After up and down the first hill, the course settled into a pancake flat course with a few muddy turns and trail sections.  Again, not ideal but manageable.  I was following a guy who was comfortably running– he was racing one of the longer races.  I kept running, still feeling comfortably uncomfortable.  The guy in the bright orange shirt was still behind me and he still sounded just awful– huffing and puffing, clearing his throat every now and then in a painful kind of way.  I kept thinking about stories of Emil Zátopek, who ran so awkwardly and breathed so heavily that no one wanted to run next to him because his fellow competitors would quickly lose heart.

With about a half mile to go, the course turned in an unexpected direction– probably to tweak the course distance to closer to a true 5K.  By this time, the guy in orange was closing on me and the guy running the longer race was some distance in front of me.  Another guy passed me with about 600 meters to go and I just settled in to follow him.

I’ve mentioned before that I tend to be a fast-twitch kind of runner.  I’ve always been frustrated by my inability to withstand a steady diet of long hard runs, by my dislike for over-under workouts and by workouts that call for fast jogging recoveries.  Well, with less than 400 meters to go, that disadvantage wasn’t going to hold me back.  Yes, it was payback time!  I could hear the guy in orange right behind me and was still following right behind the guy who just passed me.  With 200-300 meters to go, I said to myself, “oh what the hell?” and decided to drop the hammer.  I went into a hard sprint– running super hard but also still being mindful of the competition.  The guy who passed me and the guy in orange didn’t take the bait.  I then passed two other guys and passed by the guy I was tailing, which was quite a surprise since he was quite a distance ahead.  One of the last guys I passed decided to challenge my move and tried to keep pace.  So I then changed into a full sprint and dropped him like a hot rock.  Not too bad for a guy who must have been at least 15 years older than any of the guys I passed!  Hah, take that you slow-twitch young whippersnappers!

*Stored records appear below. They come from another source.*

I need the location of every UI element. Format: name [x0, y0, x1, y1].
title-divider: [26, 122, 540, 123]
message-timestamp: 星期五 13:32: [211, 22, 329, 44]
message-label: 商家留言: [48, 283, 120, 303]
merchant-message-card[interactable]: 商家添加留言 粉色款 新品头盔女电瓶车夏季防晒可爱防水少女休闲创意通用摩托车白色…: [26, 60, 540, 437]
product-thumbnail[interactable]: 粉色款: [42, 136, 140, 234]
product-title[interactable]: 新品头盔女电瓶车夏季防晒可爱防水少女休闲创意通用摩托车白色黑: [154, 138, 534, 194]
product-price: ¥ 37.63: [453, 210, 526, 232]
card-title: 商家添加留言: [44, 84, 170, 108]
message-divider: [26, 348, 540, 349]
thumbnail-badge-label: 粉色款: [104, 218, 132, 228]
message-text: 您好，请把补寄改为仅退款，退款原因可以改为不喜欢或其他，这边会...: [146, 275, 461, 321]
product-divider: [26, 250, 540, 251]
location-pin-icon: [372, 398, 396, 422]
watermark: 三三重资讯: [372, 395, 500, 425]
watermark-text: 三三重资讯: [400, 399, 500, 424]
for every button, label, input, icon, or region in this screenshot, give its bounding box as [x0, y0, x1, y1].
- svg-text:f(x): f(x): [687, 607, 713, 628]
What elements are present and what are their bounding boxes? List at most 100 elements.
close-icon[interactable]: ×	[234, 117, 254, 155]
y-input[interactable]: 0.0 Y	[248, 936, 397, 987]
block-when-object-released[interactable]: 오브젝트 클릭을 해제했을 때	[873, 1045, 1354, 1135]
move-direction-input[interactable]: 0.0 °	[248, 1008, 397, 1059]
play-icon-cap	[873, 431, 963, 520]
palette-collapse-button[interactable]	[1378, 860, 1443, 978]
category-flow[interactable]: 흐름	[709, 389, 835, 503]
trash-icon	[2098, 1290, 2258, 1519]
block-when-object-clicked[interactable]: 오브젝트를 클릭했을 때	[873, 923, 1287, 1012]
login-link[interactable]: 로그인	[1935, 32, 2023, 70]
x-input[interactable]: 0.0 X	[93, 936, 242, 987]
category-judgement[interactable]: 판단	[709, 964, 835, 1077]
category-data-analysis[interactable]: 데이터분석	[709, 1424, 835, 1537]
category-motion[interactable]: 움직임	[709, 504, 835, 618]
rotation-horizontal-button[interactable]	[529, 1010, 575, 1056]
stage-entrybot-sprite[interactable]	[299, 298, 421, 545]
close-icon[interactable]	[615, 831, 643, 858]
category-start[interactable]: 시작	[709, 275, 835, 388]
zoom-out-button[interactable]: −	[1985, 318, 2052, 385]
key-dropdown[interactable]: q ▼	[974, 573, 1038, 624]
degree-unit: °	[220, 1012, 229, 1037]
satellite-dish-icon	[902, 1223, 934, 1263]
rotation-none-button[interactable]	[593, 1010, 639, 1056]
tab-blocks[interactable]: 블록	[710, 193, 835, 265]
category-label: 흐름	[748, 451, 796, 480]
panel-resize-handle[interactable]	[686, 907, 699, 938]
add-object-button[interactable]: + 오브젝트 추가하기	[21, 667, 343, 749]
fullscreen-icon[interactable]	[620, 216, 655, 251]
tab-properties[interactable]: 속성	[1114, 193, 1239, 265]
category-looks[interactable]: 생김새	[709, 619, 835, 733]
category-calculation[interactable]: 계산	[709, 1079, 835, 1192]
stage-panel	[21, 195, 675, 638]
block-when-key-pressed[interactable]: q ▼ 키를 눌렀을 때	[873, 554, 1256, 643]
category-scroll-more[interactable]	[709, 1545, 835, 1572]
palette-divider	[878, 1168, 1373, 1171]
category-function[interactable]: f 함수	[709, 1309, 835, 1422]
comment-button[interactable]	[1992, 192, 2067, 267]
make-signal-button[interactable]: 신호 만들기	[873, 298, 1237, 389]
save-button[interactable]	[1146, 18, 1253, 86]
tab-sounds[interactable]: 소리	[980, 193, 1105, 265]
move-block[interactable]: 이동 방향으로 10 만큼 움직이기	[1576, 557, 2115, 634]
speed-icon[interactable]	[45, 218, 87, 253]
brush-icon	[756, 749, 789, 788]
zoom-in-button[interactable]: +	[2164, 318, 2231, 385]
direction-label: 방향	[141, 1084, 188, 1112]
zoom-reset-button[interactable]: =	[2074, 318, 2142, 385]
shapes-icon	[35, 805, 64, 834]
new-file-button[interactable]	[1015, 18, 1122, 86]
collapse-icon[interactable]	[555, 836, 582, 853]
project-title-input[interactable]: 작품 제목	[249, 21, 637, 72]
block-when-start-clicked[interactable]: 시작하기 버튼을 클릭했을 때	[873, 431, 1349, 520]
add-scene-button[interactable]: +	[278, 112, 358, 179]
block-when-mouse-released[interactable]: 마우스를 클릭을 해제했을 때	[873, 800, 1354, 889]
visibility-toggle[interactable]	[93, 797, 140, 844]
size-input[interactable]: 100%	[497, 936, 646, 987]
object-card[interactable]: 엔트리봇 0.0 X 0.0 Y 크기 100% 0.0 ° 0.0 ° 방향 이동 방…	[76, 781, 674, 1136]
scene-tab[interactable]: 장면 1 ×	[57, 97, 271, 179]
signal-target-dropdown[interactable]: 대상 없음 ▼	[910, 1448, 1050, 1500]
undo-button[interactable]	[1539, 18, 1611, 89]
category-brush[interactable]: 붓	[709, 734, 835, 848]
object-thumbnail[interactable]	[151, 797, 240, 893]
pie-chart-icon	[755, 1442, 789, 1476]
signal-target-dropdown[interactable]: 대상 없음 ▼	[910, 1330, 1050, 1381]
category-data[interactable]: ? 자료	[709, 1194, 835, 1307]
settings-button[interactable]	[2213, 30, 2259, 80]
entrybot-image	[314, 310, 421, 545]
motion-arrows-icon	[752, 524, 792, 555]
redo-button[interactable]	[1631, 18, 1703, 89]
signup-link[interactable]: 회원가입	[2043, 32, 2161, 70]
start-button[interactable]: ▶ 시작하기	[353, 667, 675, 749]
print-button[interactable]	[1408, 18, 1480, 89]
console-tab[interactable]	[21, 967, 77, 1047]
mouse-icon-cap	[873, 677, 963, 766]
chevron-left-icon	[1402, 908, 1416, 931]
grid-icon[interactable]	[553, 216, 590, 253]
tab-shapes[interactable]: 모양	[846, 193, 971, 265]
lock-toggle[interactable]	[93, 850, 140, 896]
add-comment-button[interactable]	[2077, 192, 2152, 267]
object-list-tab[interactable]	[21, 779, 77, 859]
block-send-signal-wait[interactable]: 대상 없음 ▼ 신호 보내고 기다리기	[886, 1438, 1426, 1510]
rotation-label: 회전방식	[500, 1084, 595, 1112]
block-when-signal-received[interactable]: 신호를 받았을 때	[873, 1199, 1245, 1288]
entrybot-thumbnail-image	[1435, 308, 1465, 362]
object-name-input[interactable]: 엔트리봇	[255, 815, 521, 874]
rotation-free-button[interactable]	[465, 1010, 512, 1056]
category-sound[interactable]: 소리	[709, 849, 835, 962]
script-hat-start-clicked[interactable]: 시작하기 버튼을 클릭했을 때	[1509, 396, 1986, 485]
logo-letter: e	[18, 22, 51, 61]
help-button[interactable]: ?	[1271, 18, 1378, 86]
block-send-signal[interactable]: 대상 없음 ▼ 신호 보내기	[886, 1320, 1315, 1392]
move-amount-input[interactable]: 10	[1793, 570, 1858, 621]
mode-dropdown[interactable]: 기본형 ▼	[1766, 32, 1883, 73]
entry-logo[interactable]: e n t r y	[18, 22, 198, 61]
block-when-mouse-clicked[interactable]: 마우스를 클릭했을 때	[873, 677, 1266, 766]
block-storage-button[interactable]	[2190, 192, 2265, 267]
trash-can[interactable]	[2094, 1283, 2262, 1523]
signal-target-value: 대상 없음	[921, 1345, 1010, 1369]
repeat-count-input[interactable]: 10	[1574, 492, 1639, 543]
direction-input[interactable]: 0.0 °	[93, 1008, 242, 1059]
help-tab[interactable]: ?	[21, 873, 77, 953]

Right after the race, I chatted with the other competitors.  The guy in the orange shirt was bent over, still heaving from the hard race.  He mentioned that he wasn’t used to shorter races as he had been focusing on much longer races.  Yup, that’s exactly why it’s important to do these shorter races early in the season.  The guy who sprinted with me at the very end didn’t seem as happy to chat. 😉

While the official race times aren’t up yet, my watch has my time around 21:29, which puts my pace at about 6:56 per mile.  Definitely one of my slower races but not as slow as the Fitness for Vitality 5-K race that I ran almost exactly a year ago.  But, even though I had a touch of achilles tendinitis, I feel much better than I did a year ago.  I’m super-excited about this year because I have a few new training tricks up my sleeve.  Once I validate them with this season, I’ll hopefully get around to posting a few of this tricks.

Muscle Oxygen DataImmediately after the race, I started my jog back home.  On my slower runs, I have been trying to keep my pace slower to facilitate maximal muscle oxygenation.  Based on testing, this seems to come around 105-110 bpm.  On the jog back home, this frequently meant walking to keep my heart rate down.  My iPhone was recording data off my BSX Insight and I wasn’t using it to maximize my muscle oxygen– instead, I was using heart rate from a past test.  While this strategy was highly imperfect, it seemed to accomplish what it needed to– my muscle oxygenation was pretty good on the return jog.  The image at the right shows my muscle oxygenation.  The big trough in the middle was my 5K run.  I was a bit surprised that it was so symmetric.  But I think it also shows that that I went out too fast.  But analyzing this data is for another post.  By the time I got to my house, I had put in just about 8 miles of running– not a bad distance day for also being a race day!